The perfect opportunity for investors to buy the dip in stocks is approaching, according to Fundstrat’s Mark Newton.
The S&P 500 will drop to 4,200 before recovering, Newton said on CNBC Tuesday.
That’s largely because the Fed is probably done hiking interest rates.
Stocks are in the process of bottoming out, and that means the perfect buying opportunity could soon present itself for investors, according to Fundstrat’s global head of technical strategy Mark Newton.
In an interview with CNBC on Tuesday, Newton predicted that the S&P 500 could continue to slide down to 4,200, representing a 4% decline from the index’s current level.
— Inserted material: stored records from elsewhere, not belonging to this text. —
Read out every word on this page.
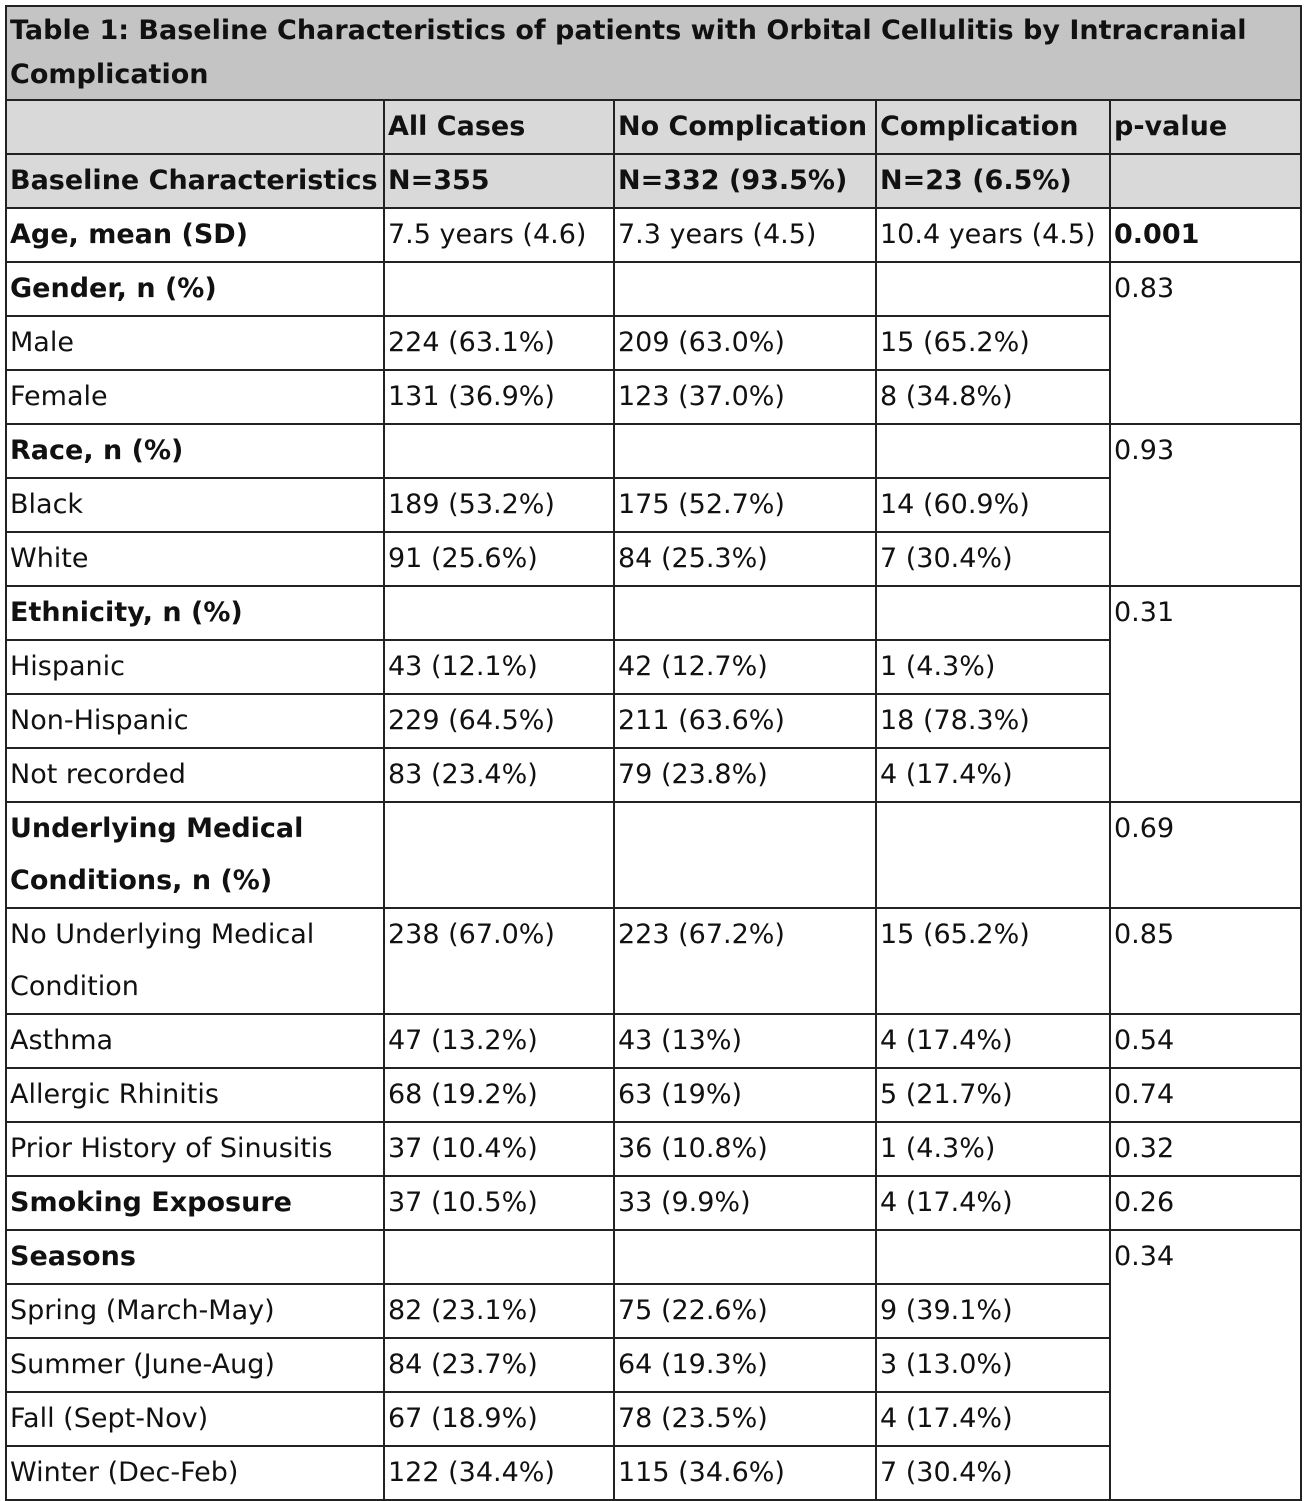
Table 1: Baseline Characteristics of patients with Orbital Cellulitis by Intracranial Complication				
	All Cases	No Complication	Complication	p-value
Baseline Characteristics	N=355	N=332 (93.5%)	N=23 (6.5%)	
Age, mean (SD)	7.5 years (4.6)	7.3 years (4.5)	10.4 years (4.5)	0.001
Gender, n (%)				0.83
Male	224 (63.1%)	209 (63.0%)	15 (65.2%)	
Female	131 (36.9%)	123 (37.0%)	8 (34.8%)	
Race, n (%)				0.93
Black	189 (53.2%)	175 (52.7%)	14 (60.9%)	
White	91 (25.6%)	84 (25.3%)	7 (30.4%)	
Ethnicity, n (%)				0.31
Hispanic	43 (12.1%)	42 (12.7%)	1 (4.3%)	
Non-Hispanic	229 (64.5%)	211 (63.6%)	18 (78.3%)	
Not recorded	83 (23.4%)	79 (23.8%)	4 (17.4%)	
Underlying Medical Conditions, n (%)				0.69
No Underlying Medical Condition	238 (67.0%)	223 (67.2%)	15 (65.2%)	0.85
Asthma	47 (13.2%)	43 (13%)	4 (17.4%)	0.54
Allergic Rhinitis	68 (19.2%)	63 (19%)	5 (21.7%)	0.74
Prior History of Sinusitis	37 (10.4%)	36 (10.8%)	1 (4.3%)	0.32
Smoking Exposure	37 (10.5%)	33 (9.9%)	4 (17.4%)	0.26
Seasons				0.34
Spring (March-May)	82 (23.1%)	75 (22.6%)	9 (39.1%)	
Summer (June-Aug)	84 (23.7%)	64 (19.3%)	3 (13.0%)	
Fall (Sept-Nov)	67 (18.9%)	78 (23.5%)	4 (17.4%)	
Winter (Dec-Feb)	122 (34.4%)	115 (34.6%)	7 (30.4%)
That will be partly stoked by short-term market volatility, he suggested, with stocks dropping earlier this week as Hamas staged its deadly attack on Israel.
But that downside is likely be contained, which suggests a recovery in stock prices is also around the corner.
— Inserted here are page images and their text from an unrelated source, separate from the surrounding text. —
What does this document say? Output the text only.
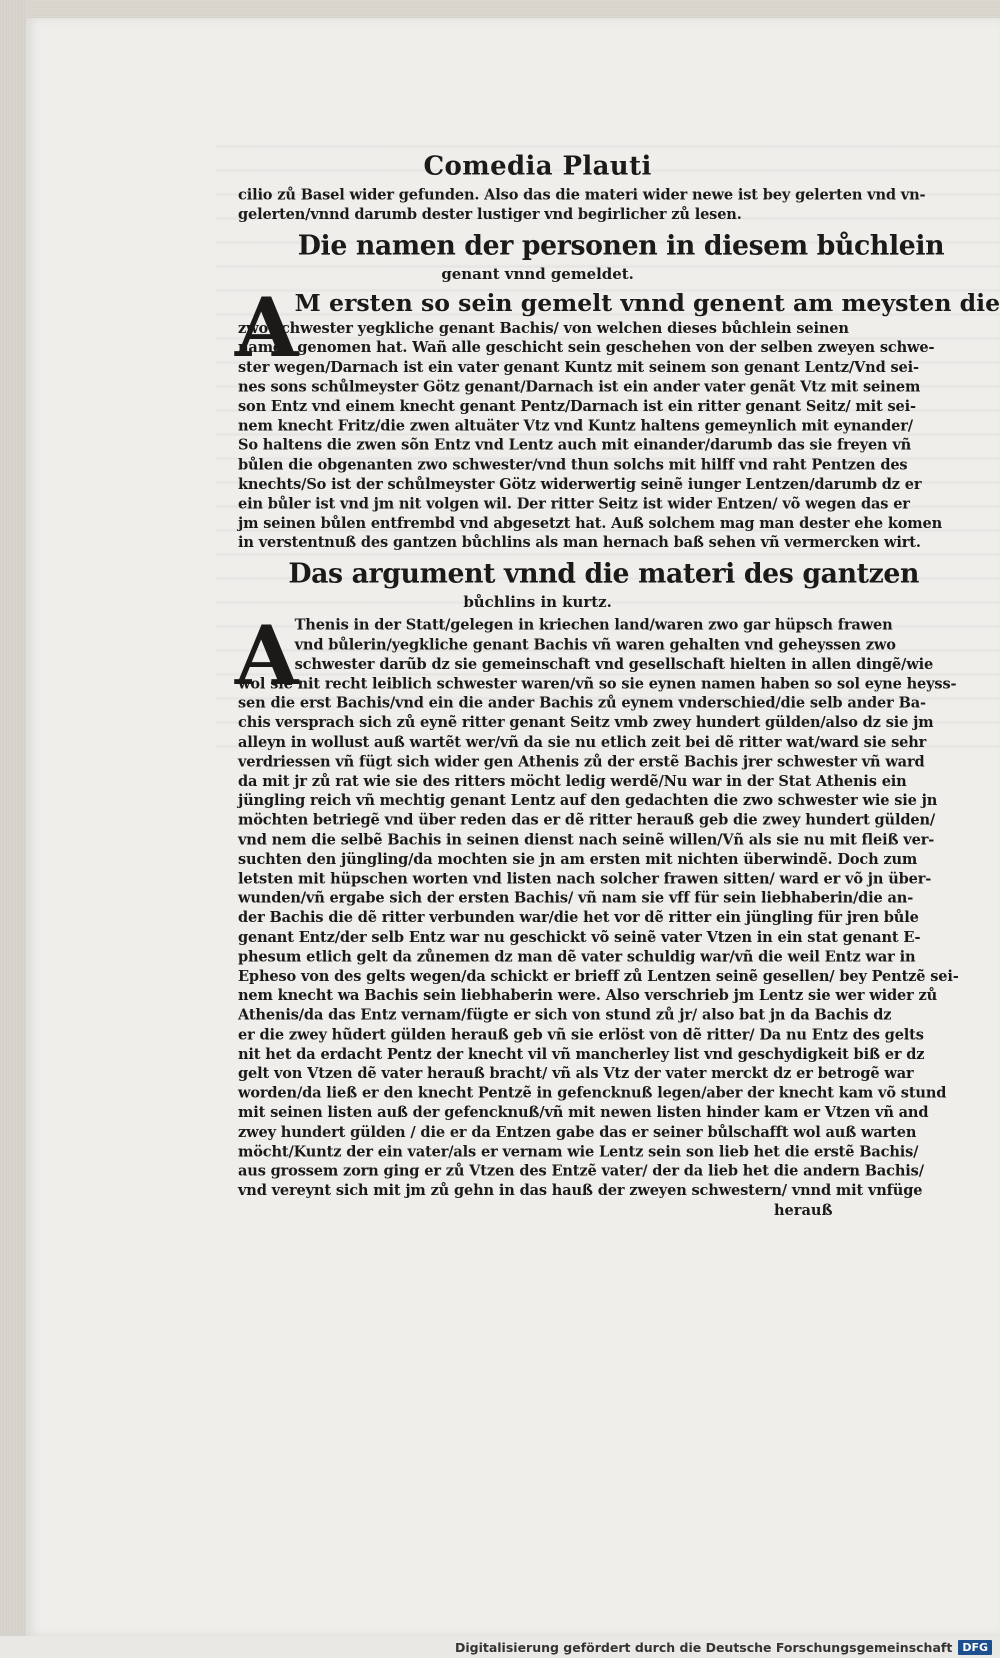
Comedia Plauti
cilio zů Basel wider gefunden. Also das die materi wider newe ist bey gelerten vnd vn-
gelerten/vnnd darumb dester lustiger vnd begirlicher zů lesen.
Die namen der personen in diesem bůchlein
genant vnnd gemeldet.
A
M ersten so sein gemelt vnnd genent am meysten die
zwo schwester yegkliche genant Bachis/ von welchen dieses bůchlein seinen
namen genomen hat. Wañ alle geschicht sein geschehen von der selben zweyen schwe-
ster wegen/Darnach ist ein vater genant Kuntz mit seinem son genant Lentz/Vnd sei-
nes sons schůlmeyster Götz genant/Darnach ist ein ander vater genãt Vtz mit seinem
son Entz vnd einem knecht genant Pentz/Darnach ist ein ritter genant Seitz/ mit sei-
nem knecht Fritz/die zwen altuäter Vtz vnd Kuntz haltens gemeynlich mit eynander/
So haltens die zwen sõn Entz vnd Lentz auch mit einander/darumb das sie freyen vñ
bůlen die obgenanten zwo schwester/vnd thun solchs mit hilff vnd raht Pentzen des
knechts/So ist der schůlmeyster Götz widerwertig seinẽ iunger Lentzen/darumb dz er
ein bůler ist vnd jm nit volgen wil. Der ritter Seitz ist wider Entzen/ võ wegen das er
jm seinen bůlen entfrembd vnd abgesetzt hat. Auß solchem mag man dester ehe komen
in verstentnuß des gantzen bůchlins als man hernach baß sehen vñ vermercken wirt.
Das argument vnnd die materi des gantzen
bůchlins in kurtz.
A
Thenis in der Statt/gelegen in kriechen land/waren zwo gar hüpsch frawen
vnd bůlerin/yegkliche genant Bachis vñ waren gehalten vnd geheyssen zwo
schwester darũb dz sie gemeinschaft vnd gesellschaft hielten in allen dingẽ/wie
wol sie nit recht leiblich schwester waren/vñ so sie eynen namen haben so sol eyne heyss-
sen die erst Bachis/vnd ein die ander Bachis zů eynem vnderschied/die selb ander Ba-
chis versprach sich zů eynẽ ritter genant Seitz vmb zwey hundert gülden/also dz sie jm
alleyn in wollust auß wartẽt wer/vñ da sie nu etlich zeit bei dẽ ritter wat/ward sie sehr
verdriessen vñ fügt sich wider gen Athenis zů der erstẽ Bachis jrer schwester vñ ward
da mit jr zů rat wie sie des ritters möcht ledig werdẽ/Nu war in der Stat Athenis ein
jüngling reich vñ mechtig genant Lentz auf den gedachten die zwo schwester wie sie jn
möchten betriegẽ vnd über reden das er dẽ ritter herauß geb die zwey hundert gülden/
vnd nem die selbẽ Bachis in seinen dienst nach seinẽ willen/Vñ als sie nu mit fleiß ver-
suchten den jüngling/da mochten sie jn am ersten mit nichten überwindẽ. Doch zum
letsten mit hüpschen worten vnd listen nach solcher frawen sitten/ ward er võ jn über-
wunden/vñ ergabe sich der ersten Bachis/ vñ nam sie vff für sein liebhaberin/die an-
der Bachis die dẽ ritter verbunden war/die het vor dẽ ritter ein jüngling für jren bůle
genant Entz/der selb Entz war nu geschickt võ seinẽ vater Vtzen in ein stat genant E-
phesum etlich gelt da zůnemen dz man dẽ vater schuldig war/vñ die weil Entz war in
Epheso von des gelts wegen/da schickt er brieff zů Lentzen seinẽ gesellen/ bey Pentzẽ sei-
nem knecht wa Bachis sein liebhaberin were. Also verschrieb jm Lentz sie wer wider zů
Athenis/da das Entz vernam/fügte er sich von stund zů jr/ also bat jn da Bachis dz
er die zwey hũdert gülden herauß geb vñ sie erlöst von dẽ ritter/ Da nu Entz des gelts
nit het da erdacht Pentz der knecht vil vñ mancherley list vnd geschydigkeit biß er dz
gelt von Vtzen dẽ vater herauß bracht/ vñ als Vtz der vater merckt dz er betrogẽ war
worden/da ließ er den knecht Pentzẽ in gefencknuß legen/aber der knecht kam võ stund
mit seinen listen auß der gefencknuß/vñ mit newen listen hinder kam er Vtzen vñ and
zwey hundert gülden / die er da Entzen gabe das er seiner bůlschafft wol auß warten
möcht/Kuntz der ein vater/als er vernam wie Lentz sein son lieb het die erstẽ Bachis/
aus grossem zorn ging er zů Vtzen des Entzẽ vater/ der da lieb het die andern Bachis/
vnd vereynt sich mit jm zů gehn in das hauß der zweyen schwestern/ vnnd mit vnfüge
herauß
Digitalisierung gefördert durch die Deutsche Forschungsgemeinschaft DFG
“History has shown us that during times of military conflict, that market volatility has historically been pretty short-lived,” Newton said, adding that the technical longer-term outlook for markets had not meaningfully deteriorated because of the war.
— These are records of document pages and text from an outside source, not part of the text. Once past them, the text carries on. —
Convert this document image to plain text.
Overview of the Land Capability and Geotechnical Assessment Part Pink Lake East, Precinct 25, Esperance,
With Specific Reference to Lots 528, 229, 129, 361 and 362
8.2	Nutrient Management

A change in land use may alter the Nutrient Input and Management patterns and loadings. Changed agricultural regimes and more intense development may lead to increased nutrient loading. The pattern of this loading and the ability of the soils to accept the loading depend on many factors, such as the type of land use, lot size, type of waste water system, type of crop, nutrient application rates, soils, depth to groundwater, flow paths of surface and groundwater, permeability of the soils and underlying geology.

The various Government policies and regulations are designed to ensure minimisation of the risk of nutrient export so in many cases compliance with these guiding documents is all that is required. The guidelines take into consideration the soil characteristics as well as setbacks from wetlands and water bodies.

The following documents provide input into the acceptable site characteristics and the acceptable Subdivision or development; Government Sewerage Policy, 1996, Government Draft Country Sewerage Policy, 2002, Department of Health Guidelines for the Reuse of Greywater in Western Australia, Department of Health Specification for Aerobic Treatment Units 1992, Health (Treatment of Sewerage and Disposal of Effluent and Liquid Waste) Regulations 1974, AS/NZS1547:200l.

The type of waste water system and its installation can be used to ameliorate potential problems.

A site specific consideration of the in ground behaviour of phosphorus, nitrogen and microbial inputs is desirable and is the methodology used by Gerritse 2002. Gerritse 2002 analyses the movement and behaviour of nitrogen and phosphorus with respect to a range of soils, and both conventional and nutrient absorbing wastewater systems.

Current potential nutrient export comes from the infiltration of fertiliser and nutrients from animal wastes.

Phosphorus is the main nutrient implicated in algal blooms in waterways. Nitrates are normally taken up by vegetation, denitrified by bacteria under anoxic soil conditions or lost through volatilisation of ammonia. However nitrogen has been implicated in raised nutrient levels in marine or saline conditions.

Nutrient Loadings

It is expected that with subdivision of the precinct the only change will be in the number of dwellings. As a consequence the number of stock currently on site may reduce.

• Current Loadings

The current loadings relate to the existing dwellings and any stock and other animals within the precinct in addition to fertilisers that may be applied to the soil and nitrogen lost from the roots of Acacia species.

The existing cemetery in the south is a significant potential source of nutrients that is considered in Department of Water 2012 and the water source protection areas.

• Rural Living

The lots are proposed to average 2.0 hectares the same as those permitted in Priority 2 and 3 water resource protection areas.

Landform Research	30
“We think that pessimism combined with seasonal tailwinds heading into Q4 make us pretty optimistic that we’re in a bottoming process and it should be a good time for risk assets,” he added.
Markets are also largely expecting the Fed to be done with its rate hikes, meaning interest rates will likely peak soon before pulling back. Lower rates could power economic growth, he said, which could be a boon for certain sectors, like tech.
And though investors remain concerned over high inflation and potential recession, much of the inflationary pressure still lingering in the economy “ought to figure itself out on its own,” Newton said. Some economists have suggested the same given the lagged impact of rate hikes on the real economy, meaning prices could continue to decline without additional rate hikes.
Meanwhile, any coming downturn is also likely to be postponed, thanks to unprecedented demand carrying the housing market and the labor market, Newton added.
Fundstrat has previously pointed to falling inflation and robust economic growth to make the case for a blistering rally to take off in stocks. That could take the S&P 500 to a new all-time-high in 2023, Fundstrat’s Tom Lee previously predicted. He erroneously made the same call in 2022, when the index ended the year 20% lower.